Sąd Najwyższy uznał, że europoseł PiS Ryszard Legutko musi przeprosić w prasie dwójkę studentów warszawskich uczelni. W 2009 roku polityk nazwał ich "rozwydrzonymi smarkaczami" po tym, jak domagali się usunięcia symboli religijnych ze szkoły.

Sąd oddalił skargę kasacyjną złożoną przez polityka. Zdecydował też, że Legutko będzie musiał wpłacić 5 tysięcy złotych na cel społeczny. W uzasadnieniu decyzji wskazano, że bez żadnych wątpliwości doszło tu do naruszenia dóbr osobistych. Podkreślono też, że z racji statusu europosła - profesora wyższej uczelni, filozofa, byłego wysokiego funkcjonariusza publicznego, opinie wygłaszane publicznie przez Legutkę mogły być uznane za szczególne krzywdzące.

Spór europosła z dwójką młodych ludzi dotyczył petycji, którą w listopadzie 2009 roku ówcześni uczniowie klasy maturalnej XIV LO we Wrocławiu złożyli do dyrektora szkoły.
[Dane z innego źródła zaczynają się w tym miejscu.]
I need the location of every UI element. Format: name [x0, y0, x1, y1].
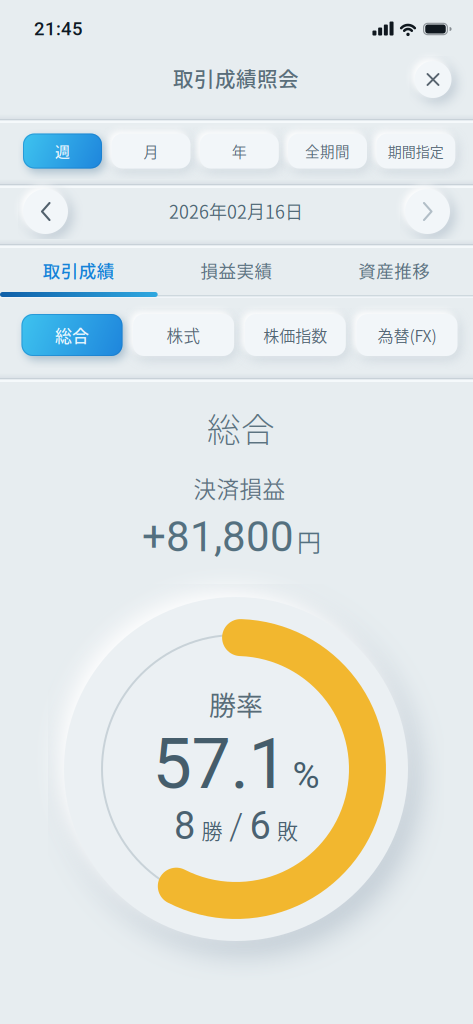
button[interactable]: 前の期間 — [23, 189, 68, 234]
staticText: 取引成績 — [43, 257, 115, 283]
button[interactable]: 期間指定 — [376, 134, 455, 168]
staticText: 損益実績 — [200, 257, 272, 283]
staticText: 資産推移 — [358, 257, 430, 283]
staticText: 勝率 — [209, 684, 263, 724]
staticText: 57.1 — [152, 723, 288, 805]
staticText: +81,800 — [142, 512, 294, 562]
button[interactable]: 為替(FX) — [356, 314, 458, 356]
button[interactable]: 月 — [112, 134, 190, 168]
staticText: 株価指数 — [263, 323, 327, 347]
button[interactable]: 総合 — [22, 314, 122, 356]
staticText: 勝 — [202, 815, 222, 845]
staticText: 敗 — [277, 815, 298, 845]
staticText: % — [292, 754, 320, 797]
staticText: 月 — [144, 140, 158, 162]
staticText: 総合 — [207, 403, 275, 452]
button[interactable]: 資産推移 — [315, 252, 473, 288]
button[interactable]: 全期間 — [288, 134, 367, 168]
staticText: 株式 — [167, 323, 201, 347]
button[interactable]: 次の期間 — [405, 189, 450, 234]
staticText: 週 — [55, 140, 70, 162]
button[interactable]: 年 — [200, 134, 279, 168]
button[interactable]: 取引成績 — [0, 252, 158, 288]
staticText: 21:45 — [34, 18, 83, 40]
staticText: 為替(FX) — [378, 323, 436, 347]
staticText: 2026年02月16日 — [169, 198, 303, 224]
button[interactable]: 株価指数 — [245, 314, 346, 356]
staticText: 8 — [174, 804, 195, 848]
staticText: 6 — [250, 804, 270, 848]
button[interactable]: 損益実績 — [158, 252, 315, 288]
staticText: 円 — [297, 524, 321, 558]
staticText: 決済損益 — [194, 472, 286, 504]
button[interactable]: 週 — [23, 134, 102, 168]
button[interactable]: 株式 — [133, 314, 234, 356]
staticText: 取引成績照会 — [173, 63, 299, 93]
staticText: 全期間 — [305, 140, 350, 162]
staticText: / — [229, 806, 243, 848]
staticText: 総合 — [55, 323, 89, 347]
button[interactable]: 閉じる — [414, 61, 452, 98]
staticText: 期間指定 — [388, 141, 444, 161]
staticText: 年 — [232, 140, 247, 162]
Chodziło o usunięcie symboli religijnych z placówki. W liceum odbyła się debata na ten temat, ale symbole religijne pozostały. Legutko, były minister edukacji, w publicznych wypowiedziach nazwał uczniów "rozpuszczonymi smarkaczami", a ich działania "typową szczeniacką zadymą". Mówił też o "rozwydrzonych i rozpuszczonych przez rodziców smarkaczach".

Uczniowie uznali, że poseł naruszył ich dobra osobiste i skierowali sprawę do sądu. Początkowo polityk zasłaniał się immunitetem. Takie postępowanie nie przekonało sądu, który stwierdził, że jego wypowiedzi nie mieściły się w zakresie sprawowania przez niego funkcji europosła.